Zahlenspiele

Von der Vermessung unserer Welt

Schwangerschaft, Geburt, Heranwachsen und nun die Schule: Stefanie Kortmann hat das Gefühl, ihr Leben und das ihrer Tochter wird von Zahlen bestimmt. Das gefällt ihr nicht. Aber sich davon zu lösen, ist nicht einfach.

veröffentlicht am 16.11.2022

Meine Tochter war noch nicht geboren, da bestimmten schon Zahlen und Messwerte unser beider Leben: Wie groß ist das Baby? Stimmen die Parameter in der Blutuntersuchung? Welche Werte liefert der Zuckertest? Und so weiter.

Viele Zahlen waren im erwünschten Durchschnitt, aber eben nicht alle. Immer dann stellten sich blitzartig die gleichen Fragen. Ist die Abweichung noch okay oder ist der Anflug von Sorge und Angst berechtigt? Zahlen können erleichternd sein, wenn sie das erwartete Wachstum des Babys bestätigen. Zahlen können aber auch eine Qual sein, wenn mit ihnen ein Raum für Spekulationen entsteht.

Termine sind einzuhalten

Der sorgsam errechnete Termin für die Geburt verstrich und je mehr Tage vergingen, desto nervöse wurde mein Umfeld. Irgendwann war die Geduld vorüber, Liefertermine sind schließlich einzuhalten. Es folgte der Klassiker: die lange Phase der Einleitung und schließlich, angeblich unumgänglich, das Finale mit einem Kaiserschnitt. Willkommen im Leben.

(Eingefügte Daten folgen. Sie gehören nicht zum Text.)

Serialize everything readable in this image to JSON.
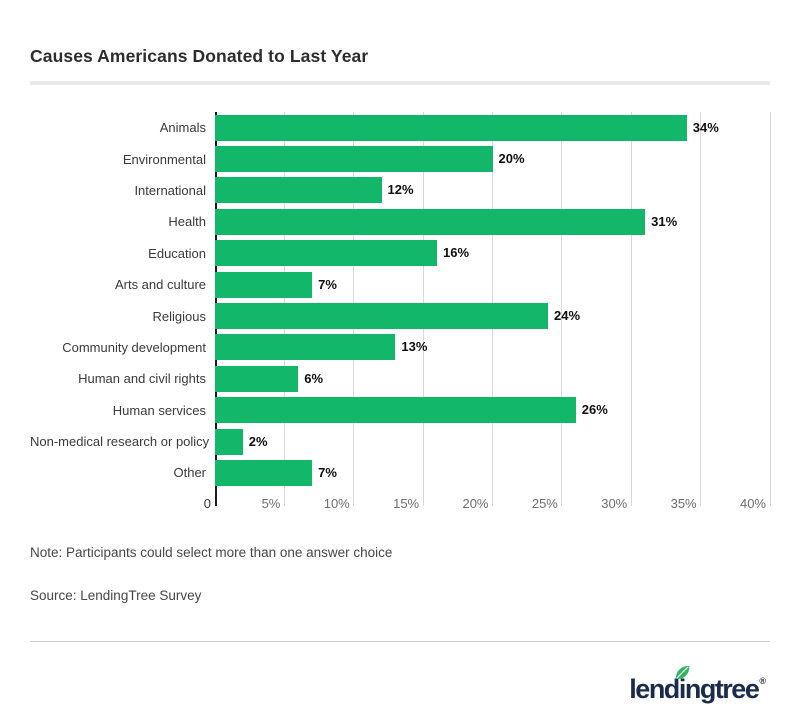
{
  "header": {
    "title": "Causes Americans Donated to Last Year"
  },
  "chart_data": {
    "type": "bar",
    "orientation": "horizontal",
    "title": "Causes Americans Donated to Last Year",
    "categories": [
      "Animals",
      "Environmental",
      "International",
      "Health",
      "Education",
      "Arts and culture",
      "Religious",
      "Community development",
      "Human and civil rights",
      "Human services",
      "Non-medical research or policy",
      "Other"
    ],
    "values": [
      34,
      20,
      12,
      31,
      16,
      7,
      24,
      13,
      6,
      26,
      2,
      7
    ],
    "value_labels": [
      "34%",
      "20%",
      "12%",
      "31%",
      "16%",
      "7%",
      "24%",
      "13%",
      "6%",
      "26%",
      "2%",
      "7%"
    ],
    "xlabel": "",
    "ylabel": "",
    "xlim": [
      0,
      40
    ],
    "x_ticks": [
      {
        "value": 0,
        "label": "0"
      },
      {
        "value": 5,
        "label": "5%"
      },
      {
        "value": 10,
        "label": "10%"
      },
      {
        "value": 15,
        "label": "15%"
      },
      {
        "value": 20,
        "label": "20%"
      },
      {
        "value": 25,
        "label": "25%"
      },
      {
        "value": 30,
        "label": "30%"
      },
      {
        "value": 35,
        "label": "35%"
      },
      {
        "value": 40,
        "label": "40%"
      }
    ],
    "grid": true,
    "legend": false,
    "bar_color": "#12b76a"
  },
  "notes": {
    "note": "Note: Participants could select more than one answer choice",
    "source": "Source: LendingTree Survey"
  },
  "footer": {
    "wordmark_pre": "lend",
    "wordmark_i": "i",
    "wordmark_post": "ngtree",
    "registered": "®",
    "leaf_icon": "leaf-icon"
  },
  "colors": {
    "bar": "#12b76a",
    "leaf": "#2db75e",
    "wordmark": "#1b2b4b",
    "axis_line": "#1c1c1c",
    "gridline": "#d9d9d9",
    "tick_label": "#6e6e6e",
    "category_label": "#3a3a3a",
    "value_label": "#0f0f0f",
    "title": "#2d2d2d",
    "note_text": "#474747",
    "title_divider": "#e8e8e8",
    "footer_divider": "#cccccc"
  }
}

So ein kleines Wesen hat zum Glück wenig Ahnung von den vielen Normwerten unserer modernen Erwachsenenwelt. Schlafen, Essen und später das Spielen – der Stundenplan der ersten Lebensjahre ist übersichtlich und das ist auch gut so. Es ist die Zeit zum Ankommen, Zeit für die vielfach beschriebene unbeschwerte Kindheit. Leider ist diese Zeit gefühlt nun zu Ende.

Es war der erste Elternabend in der dritten Klasse. Die Notengebung war DAS Thema. Lange wurden wir darüber informiert, wie die Kinder ab sofort in ihren Leistungen beurteilt werden. Ich fühlte mich unwohl. Gerade noch war meine Tochter Teil einer homogenen Masse spielender Kinder. Ab sofort, so war mir klar, wird aus dieser Masse ein Oben und ein Unten gebildet, von sehr gut bis ungenügend. Und ab sofort bekommt der Antrieb der Kinder, von sich aus etwas lernen zu wollen, einen stillen Wegbegleiter: das Notensystem und damit verbunden, den Wunsch gute Noten zu schreiben, oder, anders betrachtet, schlechte Noten zu vermeiden.

Noten sagen nichts über den Wert eines Menschen

Zu Hause redeten wir über diese Neuerungen. Ich erklärte, dass die nun kommenden Zeugnisse Einfluss auf die spätere Schulwahl haben werden. Und dass eine Note niemals etwas über den Wert eines Menschen aussagt. Und dass meine Tochter einfach weiterhin so neugierig bleiben soll, der Rest erledigt sich von alleine. Hoffentlich.

Schließlich zeigte ich ihr meine Schulzeugnisse. Wir blätterten durch den Ordner und fanden neben merkwürdigen Fächern wie mündlicher Sprachgebrauch und Textilgestaltung von eins bis vier jede Note. Ich war keine Überfliegerin und sie muss das auch nicht sein. Zahlen in Form von Noten mögen in unserem Schulsystem wichtig sein, aber ich will darauf achten, dass ihre Bedeutung keine Überhand gewinnt, im Gegenteil: Unser Leben darf und soll in Teilen unberechenbar sein. Es ist ein kleiner, vielleicht auch verzweifelter Versuch, der Macht der Zahlen nicht alles zu opfern.